New-York Tribune - Thursday, May 23, 1895
This report was originally published in English. Machine translations may be available in other languages.
QUEENSBERRY STRUCK HIS SON.
ALSO CHALLENGED HIM TO FIGHT FOR £10,000 -
WILDE'S SECOND TRIAL BEGUN.
London, May 22. - The report that the Marquis of Queensberry and his son, Lord Alfred Douglas, were engaged in a fight in Piccadilly yesterday was erroneous in one respect. It was the Marquis’s elder son, Lord Douglas of Hawick, who was his antagonist.
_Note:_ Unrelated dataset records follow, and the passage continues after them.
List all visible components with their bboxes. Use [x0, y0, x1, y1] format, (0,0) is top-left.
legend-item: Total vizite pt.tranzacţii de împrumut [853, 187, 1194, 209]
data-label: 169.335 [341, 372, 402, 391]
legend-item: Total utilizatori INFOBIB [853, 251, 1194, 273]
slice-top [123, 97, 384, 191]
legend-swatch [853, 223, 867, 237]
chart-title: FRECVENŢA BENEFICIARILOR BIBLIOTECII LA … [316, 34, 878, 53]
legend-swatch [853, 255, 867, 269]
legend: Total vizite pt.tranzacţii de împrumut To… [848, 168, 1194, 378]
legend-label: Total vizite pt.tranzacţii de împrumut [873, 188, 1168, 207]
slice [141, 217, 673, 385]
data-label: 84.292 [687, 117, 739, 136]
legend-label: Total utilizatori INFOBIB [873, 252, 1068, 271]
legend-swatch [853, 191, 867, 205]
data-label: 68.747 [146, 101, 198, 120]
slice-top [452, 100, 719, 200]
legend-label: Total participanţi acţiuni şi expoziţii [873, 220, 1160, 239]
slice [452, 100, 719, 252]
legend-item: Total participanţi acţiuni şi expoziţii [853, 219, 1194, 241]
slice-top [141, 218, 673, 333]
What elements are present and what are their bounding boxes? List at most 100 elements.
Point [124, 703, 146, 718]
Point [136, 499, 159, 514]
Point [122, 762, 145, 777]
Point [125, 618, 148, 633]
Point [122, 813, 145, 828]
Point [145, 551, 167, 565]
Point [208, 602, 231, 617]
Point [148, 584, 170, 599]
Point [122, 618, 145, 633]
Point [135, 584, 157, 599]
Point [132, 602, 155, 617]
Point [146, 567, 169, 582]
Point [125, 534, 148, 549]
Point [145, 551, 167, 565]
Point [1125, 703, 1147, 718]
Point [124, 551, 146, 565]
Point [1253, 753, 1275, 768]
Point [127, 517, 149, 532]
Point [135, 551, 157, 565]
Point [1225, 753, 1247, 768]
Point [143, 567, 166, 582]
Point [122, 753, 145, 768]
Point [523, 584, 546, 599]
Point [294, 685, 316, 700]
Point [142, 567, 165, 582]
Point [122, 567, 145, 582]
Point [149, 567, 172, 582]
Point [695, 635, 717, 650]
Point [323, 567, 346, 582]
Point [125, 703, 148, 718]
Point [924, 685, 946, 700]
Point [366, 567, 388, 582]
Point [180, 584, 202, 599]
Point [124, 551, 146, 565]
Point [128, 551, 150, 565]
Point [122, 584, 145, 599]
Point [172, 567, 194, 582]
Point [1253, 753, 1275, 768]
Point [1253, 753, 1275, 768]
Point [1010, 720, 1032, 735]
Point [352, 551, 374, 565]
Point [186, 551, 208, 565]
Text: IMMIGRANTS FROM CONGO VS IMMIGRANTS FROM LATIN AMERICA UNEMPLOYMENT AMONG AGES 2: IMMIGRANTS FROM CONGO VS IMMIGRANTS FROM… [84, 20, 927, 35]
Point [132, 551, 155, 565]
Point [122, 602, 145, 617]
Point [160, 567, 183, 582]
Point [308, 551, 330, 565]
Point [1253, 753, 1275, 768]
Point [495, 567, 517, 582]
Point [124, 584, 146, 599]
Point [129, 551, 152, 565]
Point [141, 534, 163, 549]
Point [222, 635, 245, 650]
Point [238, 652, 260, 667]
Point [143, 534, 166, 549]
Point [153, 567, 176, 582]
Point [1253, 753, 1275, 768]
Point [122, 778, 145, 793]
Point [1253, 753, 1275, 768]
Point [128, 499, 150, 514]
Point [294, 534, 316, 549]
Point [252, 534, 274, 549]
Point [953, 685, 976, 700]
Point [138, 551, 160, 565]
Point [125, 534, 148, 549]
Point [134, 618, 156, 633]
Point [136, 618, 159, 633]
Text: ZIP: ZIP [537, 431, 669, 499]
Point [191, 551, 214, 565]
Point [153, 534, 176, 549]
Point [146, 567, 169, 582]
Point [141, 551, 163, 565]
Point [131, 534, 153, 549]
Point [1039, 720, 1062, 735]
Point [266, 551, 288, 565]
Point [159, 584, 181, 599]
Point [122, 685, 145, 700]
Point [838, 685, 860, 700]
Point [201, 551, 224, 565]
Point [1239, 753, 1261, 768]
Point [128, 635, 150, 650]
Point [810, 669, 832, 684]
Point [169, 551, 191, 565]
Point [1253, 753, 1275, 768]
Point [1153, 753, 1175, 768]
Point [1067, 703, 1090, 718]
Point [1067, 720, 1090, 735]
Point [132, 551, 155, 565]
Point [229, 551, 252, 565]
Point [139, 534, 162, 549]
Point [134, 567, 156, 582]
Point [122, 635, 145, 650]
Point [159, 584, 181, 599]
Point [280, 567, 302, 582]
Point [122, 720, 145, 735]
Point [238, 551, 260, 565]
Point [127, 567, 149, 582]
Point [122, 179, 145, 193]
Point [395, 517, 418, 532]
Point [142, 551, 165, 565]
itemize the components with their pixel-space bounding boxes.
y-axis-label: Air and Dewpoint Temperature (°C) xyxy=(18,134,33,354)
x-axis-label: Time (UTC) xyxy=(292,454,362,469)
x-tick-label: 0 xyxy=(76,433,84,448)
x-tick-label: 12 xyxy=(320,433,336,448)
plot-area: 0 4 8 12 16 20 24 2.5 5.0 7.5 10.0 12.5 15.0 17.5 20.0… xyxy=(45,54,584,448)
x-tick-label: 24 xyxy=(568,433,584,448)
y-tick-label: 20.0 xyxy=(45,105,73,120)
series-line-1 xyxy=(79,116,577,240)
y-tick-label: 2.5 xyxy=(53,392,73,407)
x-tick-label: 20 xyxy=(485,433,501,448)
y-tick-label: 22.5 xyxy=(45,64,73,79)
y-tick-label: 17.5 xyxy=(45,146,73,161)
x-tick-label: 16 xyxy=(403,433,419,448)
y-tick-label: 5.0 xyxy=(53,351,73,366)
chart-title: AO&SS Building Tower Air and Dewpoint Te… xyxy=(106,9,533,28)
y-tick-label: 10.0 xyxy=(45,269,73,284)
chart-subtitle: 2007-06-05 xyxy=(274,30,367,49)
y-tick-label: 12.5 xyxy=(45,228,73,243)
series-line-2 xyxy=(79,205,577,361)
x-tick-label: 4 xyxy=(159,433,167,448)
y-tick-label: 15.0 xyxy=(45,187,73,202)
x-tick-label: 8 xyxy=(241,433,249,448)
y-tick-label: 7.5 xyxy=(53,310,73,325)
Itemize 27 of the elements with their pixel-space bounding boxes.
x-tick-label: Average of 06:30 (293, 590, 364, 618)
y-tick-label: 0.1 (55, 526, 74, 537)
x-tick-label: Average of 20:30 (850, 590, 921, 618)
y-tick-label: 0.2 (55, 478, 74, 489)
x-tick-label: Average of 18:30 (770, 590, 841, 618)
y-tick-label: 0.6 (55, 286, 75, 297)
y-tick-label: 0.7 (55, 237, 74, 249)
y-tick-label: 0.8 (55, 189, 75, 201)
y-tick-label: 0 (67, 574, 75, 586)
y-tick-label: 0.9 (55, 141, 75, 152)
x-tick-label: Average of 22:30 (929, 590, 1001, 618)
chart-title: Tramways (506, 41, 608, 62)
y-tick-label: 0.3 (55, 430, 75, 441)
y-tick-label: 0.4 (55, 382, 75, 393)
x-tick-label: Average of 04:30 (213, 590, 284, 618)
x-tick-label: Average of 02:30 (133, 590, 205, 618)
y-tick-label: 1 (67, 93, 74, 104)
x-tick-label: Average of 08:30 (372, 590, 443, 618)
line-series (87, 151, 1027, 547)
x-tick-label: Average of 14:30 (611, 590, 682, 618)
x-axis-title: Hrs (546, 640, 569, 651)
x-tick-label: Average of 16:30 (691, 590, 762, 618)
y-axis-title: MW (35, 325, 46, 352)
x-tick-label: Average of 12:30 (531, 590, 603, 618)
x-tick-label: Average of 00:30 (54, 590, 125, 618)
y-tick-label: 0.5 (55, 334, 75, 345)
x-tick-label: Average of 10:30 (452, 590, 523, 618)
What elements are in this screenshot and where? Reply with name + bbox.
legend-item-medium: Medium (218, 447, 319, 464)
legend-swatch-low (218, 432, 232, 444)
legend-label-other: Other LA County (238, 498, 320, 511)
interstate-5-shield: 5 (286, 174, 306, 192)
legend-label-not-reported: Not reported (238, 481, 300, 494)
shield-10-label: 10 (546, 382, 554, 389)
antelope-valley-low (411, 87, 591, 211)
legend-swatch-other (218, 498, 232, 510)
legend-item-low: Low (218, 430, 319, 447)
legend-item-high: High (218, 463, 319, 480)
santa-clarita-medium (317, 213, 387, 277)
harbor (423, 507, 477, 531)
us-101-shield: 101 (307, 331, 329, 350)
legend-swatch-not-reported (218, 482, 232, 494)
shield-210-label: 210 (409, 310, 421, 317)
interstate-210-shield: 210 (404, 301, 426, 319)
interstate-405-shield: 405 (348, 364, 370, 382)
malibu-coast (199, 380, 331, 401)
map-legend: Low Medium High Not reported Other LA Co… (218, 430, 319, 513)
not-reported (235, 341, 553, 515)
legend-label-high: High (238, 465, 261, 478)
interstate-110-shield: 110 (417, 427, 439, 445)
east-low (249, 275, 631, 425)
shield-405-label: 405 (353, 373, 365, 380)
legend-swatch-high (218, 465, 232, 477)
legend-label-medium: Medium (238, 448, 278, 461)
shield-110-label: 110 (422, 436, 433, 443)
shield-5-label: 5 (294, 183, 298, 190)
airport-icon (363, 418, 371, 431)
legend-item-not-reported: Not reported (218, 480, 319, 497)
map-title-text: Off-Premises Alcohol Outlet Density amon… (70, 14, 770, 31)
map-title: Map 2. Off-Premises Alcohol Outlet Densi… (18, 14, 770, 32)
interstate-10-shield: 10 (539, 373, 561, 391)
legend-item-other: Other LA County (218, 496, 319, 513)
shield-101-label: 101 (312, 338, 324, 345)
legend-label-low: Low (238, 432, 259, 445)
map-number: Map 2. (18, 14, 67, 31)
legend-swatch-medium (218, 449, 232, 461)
Both were arraigned in the Marlborough Street Police Court this morning and placed in the dock together to answer a charge of disorderly conduct and fighting in the street. The Marquis said that his son was the aggressor, having first assaulted him, and that he only struck back in self-defence. He admitted that he had offered to fight Lord Douglas of Hawick anywhere or at anytime for £10,000. Lord Douglas showed a black eye as the result of his encounter with his father, but the latter did not show a mark. Both the Marquis and his son were put under bonds of £500 each to keep the peace for six months. The crowd cheered the Marquis as he drove away in a cab, and hissed and hooted Lord Douglas. The Marquis went directly to the Old Bailey Court, where he was an attentive listener at the trial of Oscar Wilde.
The second trial of Wilde began in the Central Criminal Court this morning. Wilde looked pale and haggard as he entered the dock, evidently being greatly affected by the result of the trial of Taylor yesterday. Sir Frank Lockwood, Q. C., M. P., conducted the prosecution. The trial was not finished. Wilde was released overnight on bail.